OLS estimator (5 points)

  1. Write a function to calculate the OLS estimator \(\hat{\beta}\) using matrix algebra.
  2. Write a function to calculate the OLS estimator \(\hat{\beta}\) by minimizing the sum of the squared errors.
  3. Write a function to calculate the OLS estimator \(\hat{\beta}\) by maximizing the log-likelihood.
  4. Simulate the dataset for the regression model

    \[ \begin{align} X_i &\sim \text{Uniform}(0,1) \\ \epsilon_i &\sim N(0, 1) \\ Y_i | X_i &\sim N(\mu_i, 1) \end{align} \]

    where \(\mu_i = \beta_0 + \beta_1 X_i\), \(\beta_0 = 2\), and \(\beta_1 = 3\).

    Estimate \(\hat{\beta}_0\) and \(\hat{\beta}_1\) using the three functions you created above, in addition to using the lm() function. Compare your results across all four methods. Do they converge towards the same basic estimates \(\hat{\beta}_0\) and \(\hat{\beta}_1\)?
  5. Simulate the dataset for the regression model

    \[ \begin{align} X_{1i} &\sim \text{Uniform}(0,1) \\ X_{2i} &\sim \text{Poisson}(4) \\ \epsilon_i &\sim N(0, 1) \\ Y_i | X_{1i}, X_{2i} &\sim N(\mu_i, 1) \end{align} \]
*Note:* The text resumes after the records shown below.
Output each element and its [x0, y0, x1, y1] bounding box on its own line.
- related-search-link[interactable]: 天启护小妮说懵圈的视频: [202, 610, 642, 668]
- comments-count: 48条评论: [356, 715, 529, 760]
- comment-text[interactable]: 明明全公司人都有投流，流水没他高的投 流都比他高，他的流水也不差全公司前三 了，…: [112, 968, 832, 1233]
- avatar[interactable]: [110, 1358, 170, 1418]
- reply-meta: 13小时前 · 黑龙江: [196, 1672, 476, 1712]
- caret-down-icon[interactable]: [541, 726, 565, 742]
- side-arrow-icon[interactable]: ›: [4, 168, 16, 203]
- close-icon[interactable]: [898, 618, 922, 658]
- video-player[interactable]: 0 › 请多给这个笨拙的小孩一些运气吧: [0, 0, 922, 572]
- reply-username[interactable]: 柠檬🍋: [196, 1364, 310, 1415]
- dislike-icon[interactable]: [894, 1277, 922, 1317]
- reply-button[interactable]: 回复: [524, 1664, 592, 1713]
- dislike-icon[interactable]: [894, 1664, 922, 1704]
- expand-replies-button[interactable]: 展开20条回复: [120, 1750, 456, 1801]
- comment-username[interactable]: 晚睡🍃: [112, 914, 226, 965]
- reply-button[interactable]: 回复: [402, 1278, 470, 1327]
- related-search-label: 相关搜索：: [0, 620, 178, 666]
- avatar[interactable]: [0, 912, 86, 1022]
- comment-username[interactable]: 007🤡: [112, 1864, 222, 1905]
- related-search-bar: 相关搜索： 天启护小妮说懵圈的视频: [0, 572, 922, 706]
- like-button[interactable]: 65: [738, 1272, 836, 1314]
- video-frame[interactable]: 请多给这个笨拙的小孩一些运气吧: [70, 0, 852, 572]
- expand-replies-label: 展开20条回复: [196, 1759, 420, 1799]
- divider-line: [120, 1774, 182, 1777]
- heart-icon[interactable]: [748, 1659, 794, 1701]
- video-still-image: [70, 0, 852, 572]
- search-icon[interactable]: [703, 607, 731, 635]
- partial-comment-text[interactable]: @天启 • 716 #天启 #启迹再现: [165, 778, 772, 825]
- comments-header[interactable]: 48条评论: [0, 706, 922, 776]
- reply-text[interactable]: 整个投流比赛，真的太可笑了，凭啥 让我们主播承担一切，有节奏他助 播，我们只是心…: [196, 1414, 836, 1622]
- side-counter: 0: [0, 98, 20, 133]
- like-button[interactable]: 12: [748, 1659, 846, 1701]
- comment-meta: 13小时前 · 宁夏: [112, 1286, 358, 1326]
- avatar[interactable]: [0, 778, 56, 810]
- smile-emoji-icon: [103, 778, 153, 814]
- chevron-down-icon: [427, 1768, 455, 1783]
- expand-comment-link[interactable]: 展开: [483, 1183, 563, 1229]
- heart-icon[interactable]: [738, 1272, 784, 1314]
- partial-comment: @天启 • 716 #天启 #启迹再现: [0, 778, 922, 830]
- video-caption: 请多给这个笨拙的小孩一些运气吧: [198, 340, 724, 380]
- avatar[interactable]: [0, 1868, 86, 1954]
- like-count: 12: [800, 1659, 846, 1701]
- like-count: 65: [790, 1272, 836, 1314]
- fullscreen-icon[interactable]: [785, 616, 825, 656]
    where \(\mu_i = \beta_0 + \beta_1 X_{1i} + \beta_2 X_{2i}\), \(\beta_0 = 2\), \(\beta_1 = 3\), and \(\beta_2 = 8.5\).

    Estimate \(\boldsymbol{\hat{\beta}}\) using the three functions you created above, in addition to using the lm() function. Compare your results across all four methods. Do they converge towards the same basic estimates \(\hat{\beta}_0\) and \(\hat{\beta}_1\)?

Submit the assignment

Your assignment should be submitted as an R Markdown document rendered as an HTML/PDF document. Don’t know what an R Markdown document is? Read this! Or this! I have included starter files for you to modify to complete the assignment, so you are not beginning completely from scratch.

Follow instructions on homework workflow. As part of the pull request, you’re encouraged to reflect on what was hard/easy, problems you solved, helpful tutorials you read, etc.

This work is licensed under the CC BY-NC 4.0 Creative Commons License.